After the launch of OpenAI’s remarkable robotic artist DALL-E 2, the AI world is still figuring out and keeping up with its fantastic show of prowess that it can draw/paint/imagine just for what you ask. Along with OpenAI, Google Research has also rushed to broadcast a similar model it’s been working on, which they claim is even better than the former.

Imagen is a text-to-image diffusion model that utilizes a deep level of language understanding and an unprecedented degree of photorealism. 

For instance, the model takes up text inputs such as “a dog on a bike” and produces a corresponding image, which has been done for years but has recently witnessed an upward trend in quality and accessibility.

The first part of the model uses diffusion techniques. The process starts with a pure noise image and gradually refines it bit by bit until the model thinks it can’t make it look any more like a dog on a bike than its existing idea or picture. That was an improvement over top-to-bottom generators that could get it hilariously wrong on the first guess, while others could easily be led astray. 

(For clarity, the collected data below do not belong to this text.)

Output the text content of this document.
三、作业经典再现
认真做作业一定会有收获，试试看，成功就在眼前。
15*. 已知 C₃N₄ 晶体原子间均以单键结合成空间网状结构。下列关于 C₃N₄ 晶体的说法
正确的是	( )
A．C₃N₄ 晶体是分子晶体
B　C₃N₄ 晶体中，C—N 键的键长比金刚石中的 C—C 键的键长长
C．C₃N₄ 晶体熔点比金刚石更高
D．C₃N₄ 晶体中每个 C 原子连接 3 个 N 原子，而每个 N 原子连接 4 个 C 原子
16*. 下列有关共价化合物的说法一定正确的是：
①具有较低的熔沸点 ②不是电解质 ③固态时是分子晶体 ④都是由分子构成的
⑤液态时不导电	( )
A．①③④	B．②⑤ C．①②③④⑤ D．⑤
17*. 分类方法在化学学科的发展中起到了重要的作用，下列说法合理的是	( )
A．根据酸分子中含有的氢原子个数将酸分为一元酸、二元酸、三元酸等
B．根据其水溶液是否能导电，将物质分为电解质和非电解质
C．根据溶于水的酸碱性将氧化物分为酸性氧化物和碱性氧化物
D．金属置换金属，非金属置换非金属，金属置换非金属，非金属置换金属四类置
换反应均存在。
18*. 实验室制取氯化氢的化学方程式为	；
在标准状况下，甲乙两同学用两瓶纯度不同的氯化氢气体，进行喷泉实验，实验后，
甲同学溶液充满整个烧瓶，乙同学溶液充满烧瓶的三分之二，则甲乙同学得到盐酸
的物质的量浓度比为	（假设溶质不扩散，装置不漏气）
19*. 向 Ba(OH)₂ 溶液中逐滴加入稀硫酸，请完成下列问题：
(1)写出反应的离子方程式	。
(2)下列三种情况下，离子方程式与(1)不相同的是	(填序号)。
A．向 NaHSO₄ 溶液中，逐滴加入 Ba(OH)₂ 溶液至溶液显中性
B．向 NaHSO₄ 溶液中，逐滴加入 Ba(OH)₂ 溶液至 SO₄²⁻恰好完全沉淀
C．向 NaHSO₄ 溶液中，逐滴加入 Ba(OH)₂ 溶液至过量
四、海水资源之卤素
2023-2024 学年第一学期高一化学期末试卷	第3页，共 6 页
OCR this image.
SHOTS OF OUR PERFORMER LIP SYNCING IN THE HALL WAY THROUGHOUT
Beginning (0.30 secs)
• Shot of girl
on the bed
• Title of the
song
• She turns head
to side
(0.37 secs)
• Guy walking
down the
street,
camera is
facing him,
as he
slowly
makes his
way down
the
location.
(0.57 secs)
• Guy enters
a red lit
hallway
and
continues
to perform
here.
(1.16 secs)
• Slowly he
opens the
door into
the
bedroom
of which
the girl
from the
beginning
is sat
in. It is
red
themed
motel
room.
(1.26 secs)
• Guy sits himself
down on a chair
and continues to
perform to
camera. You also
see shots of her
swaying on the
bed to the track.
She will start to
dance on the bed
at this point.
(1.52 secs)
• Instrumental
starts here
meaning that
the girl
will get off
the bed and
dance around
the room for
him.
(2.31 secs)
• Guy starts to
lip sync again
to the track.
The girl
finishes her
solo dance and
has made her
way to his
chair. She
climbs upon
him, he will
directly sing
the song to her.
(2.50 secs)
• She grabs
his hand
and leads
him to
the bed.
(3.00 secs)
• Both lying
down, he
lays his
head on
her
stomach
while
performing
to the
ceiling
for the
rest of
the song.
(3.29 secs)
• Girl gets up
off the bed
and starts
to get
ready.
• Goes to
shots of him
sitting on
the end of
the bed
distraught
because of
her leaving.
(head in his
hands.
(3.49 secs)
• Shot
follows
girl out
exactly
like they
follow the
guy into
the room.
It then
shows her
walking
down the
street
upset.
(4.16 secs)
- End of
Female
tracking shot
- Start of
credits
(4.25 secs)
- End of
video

Further, the other part is improved language understanding done through large language models using the transformer approach, which is led by the recent advancements of effective language models like GPT-3 and others.

How Does Imagen Work?

The model generates a small (64×64 pixels) image, and then two “super-resolution” passes on it to resize it up to 1024×1024. This isn’t like normal upscaling, though, as AI super-resolution develops new details following the smaller image, using the original as a basis to design a new one.

Let’s say you have a dog on a bike, and the dog’s eye is about 3 pixels in the first small picture. This image does not have a lot of room for expression! But in the second image, the same eye is 12 pixels across. And if you ask, ‘Where does the detail needed for this come from?’ It is because of AI.

The model knows the actual picture of a dog’s eye, so it generates more detail as and forth it begins to draw. Then this happens again when the eye is done again, but at 48 pixels across. It is like the story for many artists: they started with the equivalent of a rough sketch, filled it out in a study, and then went to town on the final canvas.

This isn’t the first time such technology has been used, and artists working with AI models have used this technique to create much larger pieces than the AI can handle in one attempt. If you split a canvas into several parts and super-resolution them separately, you will have a more detailed and larger image. This process can be done repeatedly until you have the outcome that you had desired or based on the first image. 

There are several advancements required as per the claim of Google’s researchers. According to them, the existing text models can be used for text encoding, and their quality is much more significant than merely increasing visual fidelity. That makes sense intuitively since a detailed picture of gibberish is worse than a slightly less clear picture of exactly what you asked for.

As per Google’s tests, Imagen came out ahead in human evaluation tests on accuracy and fidelity. Though, its limitations can still not be neglected. 

Limitations and Societal Impact of Imagen

  • The risks of misuse raise concerns regarding responsible open-sourcing of demos and code. Google’s team has decided not to release code or a public demo.
  • The data requirements of text-to-image models have led researchers to rely heavily on large web-scraped datasets. Such datasets reflect social stereotypes, oppressive viewpoints, derogatory or otherwise harmful associations, and undesirable content, such as pornographic imagery and toxic language. Thus, the model takes over large language models’ social biases and limitations.

OpenAI V/S Imagen

OpenAI is a step or two ahead of Google in various ways. DALL-E 2 is far more than just a research paper; it’s a private remote beta with individuals using it, as they used its predecessor and GPT-2 and 3. 

Ironically, the company with “open” in its name has focused on creating its text-to-image research, while Google has yet to attempt it.

That’s more than evident from the choice DALL-E 2’s researchers made, which was to curate the training dataset ahead of time and eliminate any content that might infringe their fundamentals and guidelines. Google’s team, however, extracted some large datasets known to enclose inappropriate material.

Final Thoughts

Like the others, Imagen is still clearly in the experimental phase, not ready to be utilized in anything other than a strictly human-supervised manner. When Google cajoles to make its capabilities more accessible, more learnings will happen about how and why it works.